Da escassez à sabedoria coletiva: um olhar diferente sobre o dinheiro em organizações de mulheres

Nas últimas duas semanas, tive o privilégio de conhecer, ouvir e aprender com três mulheres gigantes, duas delas afro-latino-americanas e uma pertencente a uma comunidade indígena asiática. Todas elas têm em comum vidas inteiras marcadas pelo ativismo, pelas lutas pela igualdade e pela incansável tarefa de tornar visível e audível a situação de marginalização e discriminação que enfrentam.

Nos conhecemos em nossas diferenças e nos reconhecemos em nossos olhares comuns sobre a necessidade de fortalecer a organização coletiva de mulheres que buscam melhores condições de vida e mais oportunidades para suas comunidades.

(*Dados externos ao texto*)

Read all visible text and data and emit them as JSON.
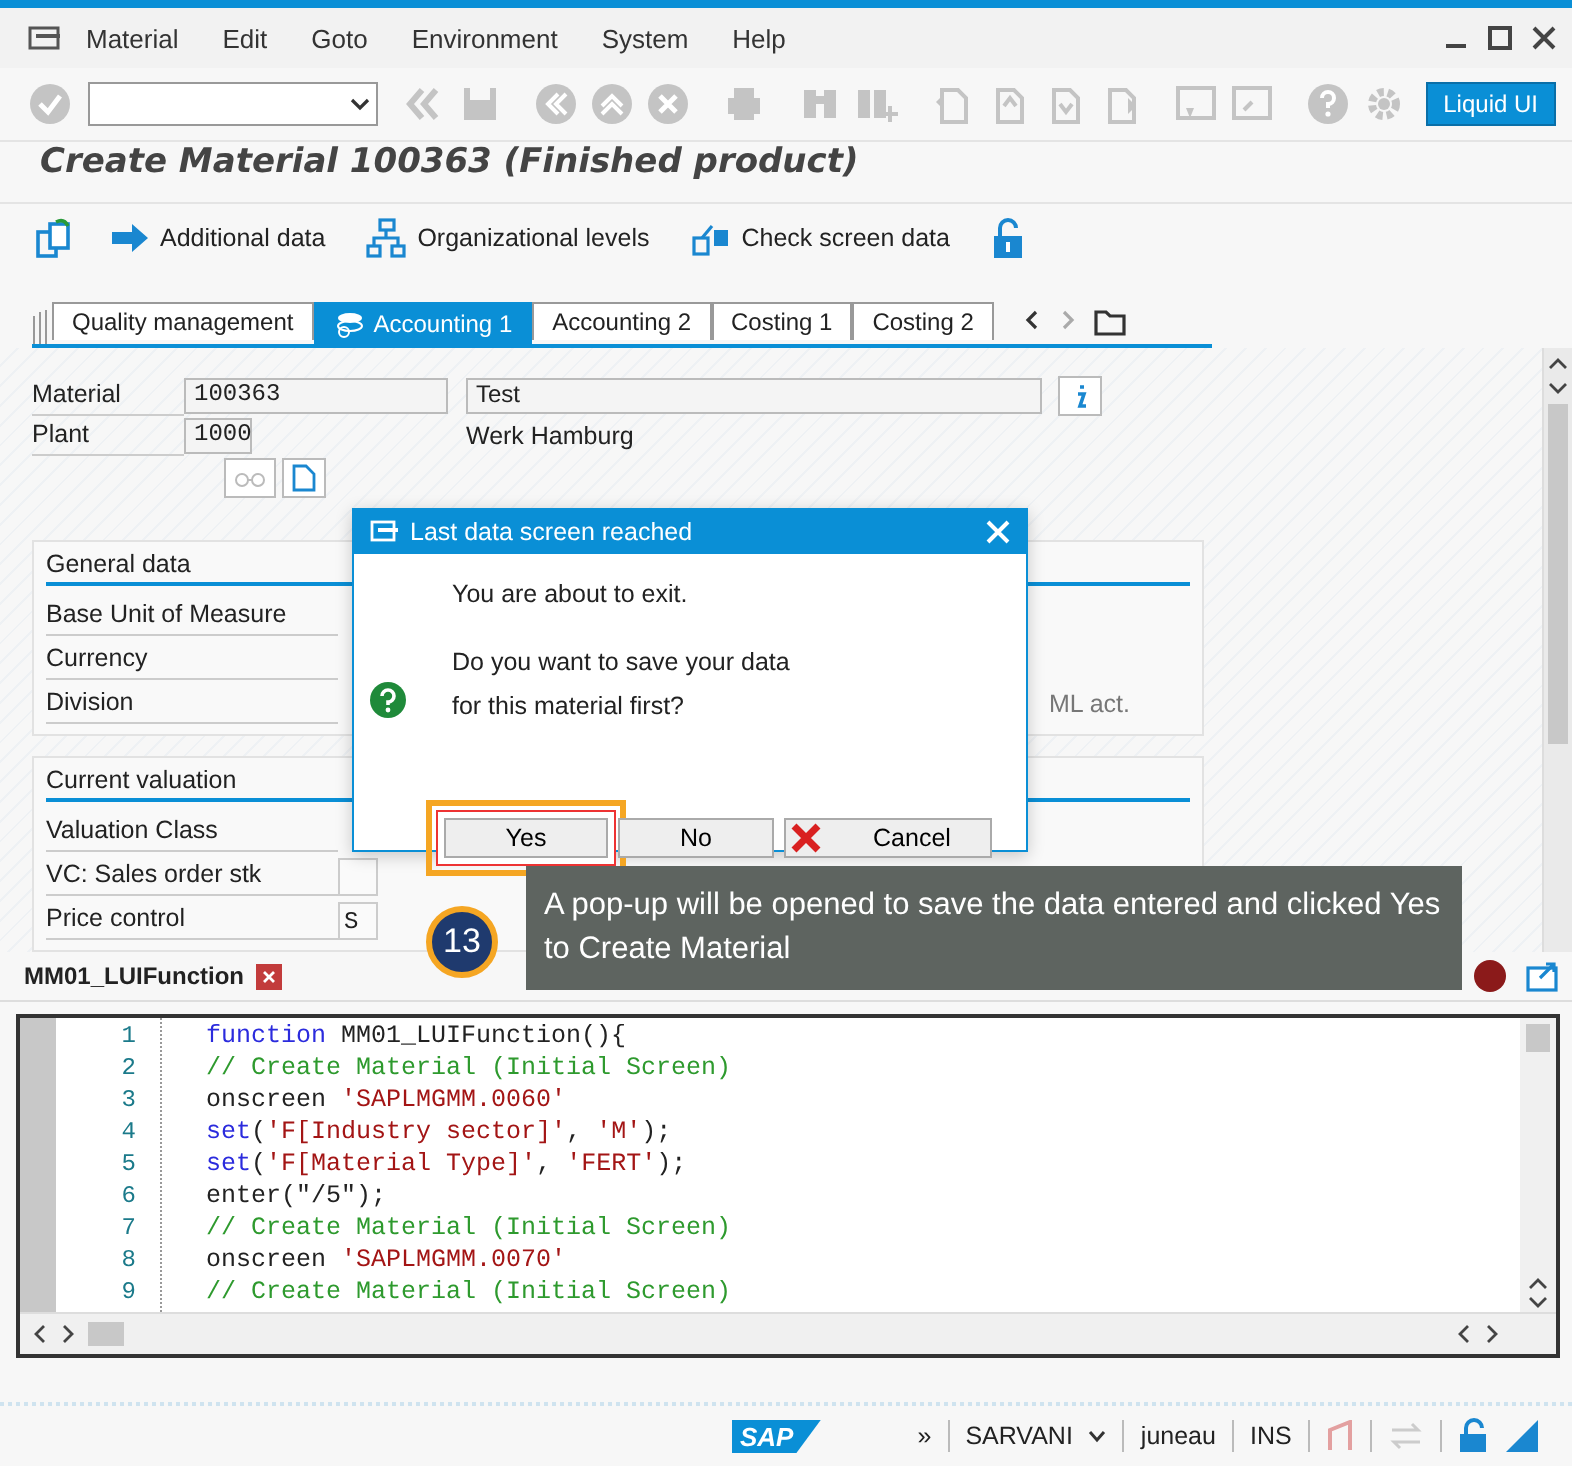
{
  "window": {
    "menu": [
      "Material",
      "Edit",
      "Goto",
      "Environment",
      "System",
      "Help"
    ]
  },
  "toolbar": {
    "liquid_ui_button": "Liquid UI"
  },
  "title": "Create Material 100363 (Finished product)",
  "actions": [
    "Additional data",
    "Organizational levels",
    "Check screen data"
  ],
  "tabs": [
    {
      "label": "Quality management",
      "selected": false
    },
    {
      "label": "Accounting 1",
      "selected": true
    },
    {
      "label": "Accounting 2",
      "selected": false
    },
    {
      "label": "Costing 1",
      "selected": false
    },
    {
      "label": "Costing 2",
      "selected": false
    }
  ],
  "header": {
    "material_label": "Material",
    "material": "100363",
    "description": "Test",
    "plant_label": "Plant",
    "plant": "1000",
    "plant_name": "Werk Hamburg"
  },
  "sections": [
    {
      "title": "General data",
      "fields": [
        {
          "label": "Base Unit of Measure",
          "kind": "covered"
        },
        {
          "label": "Currency",
          "kind": "covered"
        },
        {
          "label": "Division",
          "kind": "covered"
        }
      ],
      "note": "ML act."
    },
    {
      "title": "Current valuation",
      "fields": [
        {
          "label": "Valuation Class",
          "kind": "covered"
        },
        {
          "label": "VC: Sales order stk",
          "kind": "input"
        },
        {
          "label": "Price control",
          "kind": "input",
          "value": "S"
        }
      ]
    }
  ],
  "popup": {
    "title": "Last data screen reached",
    "message": "You are about to exit.",
    "question_lines": [
      "Do you want to save your data",
      "for this material first?"
    ],
    "buttons": [
      {
        "label": "Yes",
        "kind": "yes",
        "focused": true,
        "highlighted": true
      },
      {
        "label": "No",
        "kind": "no",
        "focused": false,
        "highlighted": false
      },
      {
        "label": "Cancel",
        "kind": "cancel",
        "focused": false,
        "highlighted": false
      }
    ]
  },
  "callout": {
    "step": "13",
    "text": "A pop-up will be opened to save the data entered and clicked Yes to Create Material"
  },
  "script_tab": {
    "label": "MM01_LUIFunction"
  },
  "editor": {
    "lines": [
      {
        "number": "1",
        "tokens": [
          {
            "text": "function",
            "kind": "keyword"
          },
          {
            "text": " MM01_LUIFunction(){",
            "kind": "plain"
          }
        ]
      },
      {
        "number": "2",
        "tokens": [
          {
            "text": "// Create Material (Initial Screen)",
            "kind": "comment"
          }
        ]
      },
      {
        "number": "3",
        "tokens": [
          {
            "text": "onscreen ",
            "kind": "plain"
          },
          {
            "text": "'SAPLMGMM.0060'",
            "kind": "string"
          }
        ]
      },
      {
        "number": "4",
        "tokens": [
          {
            "text": "set",
            "kind": "keyword"
          },
          {
            "text": "(",
            "kind": "plain"
          },
          {
            "text": "'F[Industry sector]'",
            "kind": "string"
          },
          {
            "text": ", ",
            "kind": "plain"
          },
          {
            "text": "'M'",
            "kind": "string"
          },
          {
            "text": ");",
            "kind": "plain"
          }
        ]
      },
      {
        "number": "5",
        "tokens": [
          {
            "text": "set",
            "kind": "keyword"
          },
          {
            "text": "(",
            "kind": "plain"
          },
          {
            "text": "'F[Material Type]'",
            "kind": "string"
          },
          {
            "text": ", ",
            "kind": "plain"
          },
          {
            "text": "'FERT'",
            "kind": "string"
          },
          {
            "text": ");",
            "kind": "plain"
          }
        ]
      },
      {
        "number": "6",
        "tokens": [
          {
            "text": "enter(\"/5\");",
            "kind": "plain"
          }
        ]
      },
      {
        "number": "7",
        "tokens": [
          {
            "text": "// Create Material (Initial Screen)",
            "kind": "comment"
          }
        ]
      },
      {
        "number": "8",
        "tokens": [
          {
            "text": "onscreen ",
            "kind": "plain"
          },
          {
            "text": "'SAPLMGMM.0070'",
            "kind": "string"
          }
        ]
      },
      {
        "number": "9",
        "tokens": [
          {
            "text": "// Create Material (Initial Screen)",
            "kind": "comment"
          }
        ]
      }
    ]
  },
  "status_bar": {
    "logo": "SAP",
    "expand": "»",
    "system": "SARVANI",
    "client": "juneau",
    "mode": "INS"
  }
}
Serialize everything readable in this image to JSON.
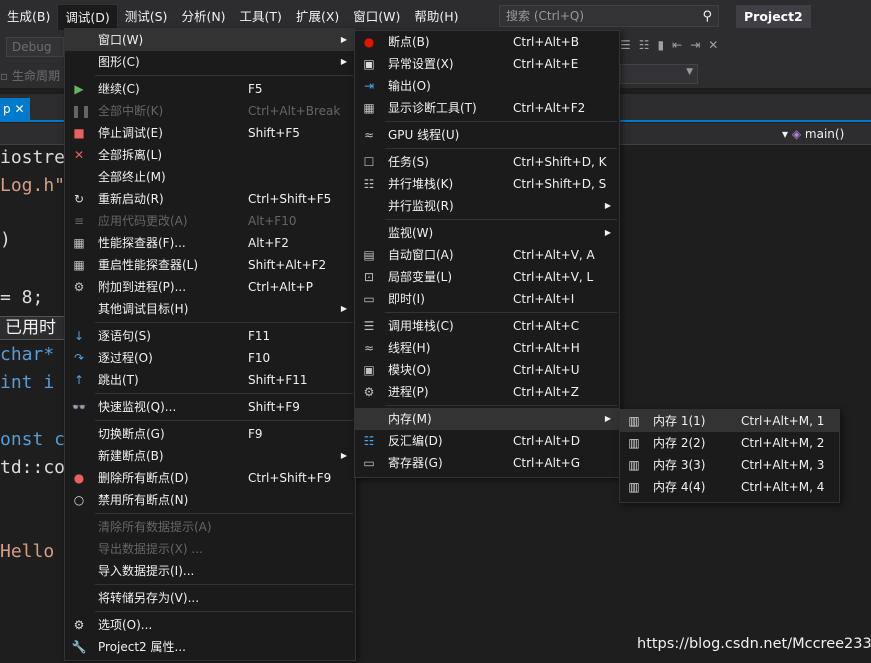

A conversa, a princípio, parecia simples: queríamos obter informações gerais sobre os orçamentos que as organizações que elas representam manejam, quem são seus doadores, quais agendas e atividades são financiadas e quais obstáculos encontram para acessar os fundos. No entanto, ao longo dessas longas horas de escuta, fomos compreendendo que a verdadeira conversa era outra, muito mais complexa, sensível e interessante: estávamos falando sobre o vínculo das organizações com o dinheiro. Essa relação, extremamente desafiadora para qualquer pessoa, que traz consigo uma infinidade de vieses, uma lógica individualista, questões culturais, ideologias, experiências vivenciais, atitudes, emoções e tantas outras coisas que a tornam bastante caótica, é igualmente complexa para as organizações.

E aí veio a surpresa e o enorme aprendizado. Esse vínculo, que poderia ser muito mais difícil para organizações de mulheres indígenas e para organizações de mulheres afrodescendentes, devido à falta de recursos disponíveis para financiá-las, é um vínculo muito mais virtuoso, sábio e saudável. A relação com o dinheiro é entendida de forma coletiva, como uma oportunidade de fortalecer o conjunto, como um benefício grupal em que se perdem as individualidades, não só das mulheres que compõem as organizações, mas das próprias organizações dentro de uma rede muito maior e importante. Os recursos são percebidos como uma grande oportunidade para fortalecer pequenas organizações territoriais em sua capacidade de gerenciá-los, de assumir com enorme responsabilidade e cuidado a tarefa de que cada dólar conta para desenvolver novas habilidades que lhes permitam continuar promovendo e protegendo os direitos das suas mulheres.

Se pudéssemos transmitir essa poderosa mensagem a doadores e a outras organizações, para que conheçam essa outra forma de se relacionar com o dinheiro e com os recursos — uma forma que coloca o foco no coletivo, no benefício do conjunto, na profunda confiança na gestão territorial e comunitária — tenho certeza de que a distribuição tão injusta e desigual que persiste no ecossistema de financiamento conseguiria dar alguns passos em direção a novos paradigmas.

Porque o problema — mesmo com o fechamento dos espaços mais importantes da cooperação internacional — não é a falta de dinheiro, mas sim, em muitos casos, a falta de interesse e/ou conhecimento de quem o distribui sobre onde estão e quem são aquelas mulheres organizadas que, com enorme sabedoria, fazem um uso absolutamente transformador dos recursos.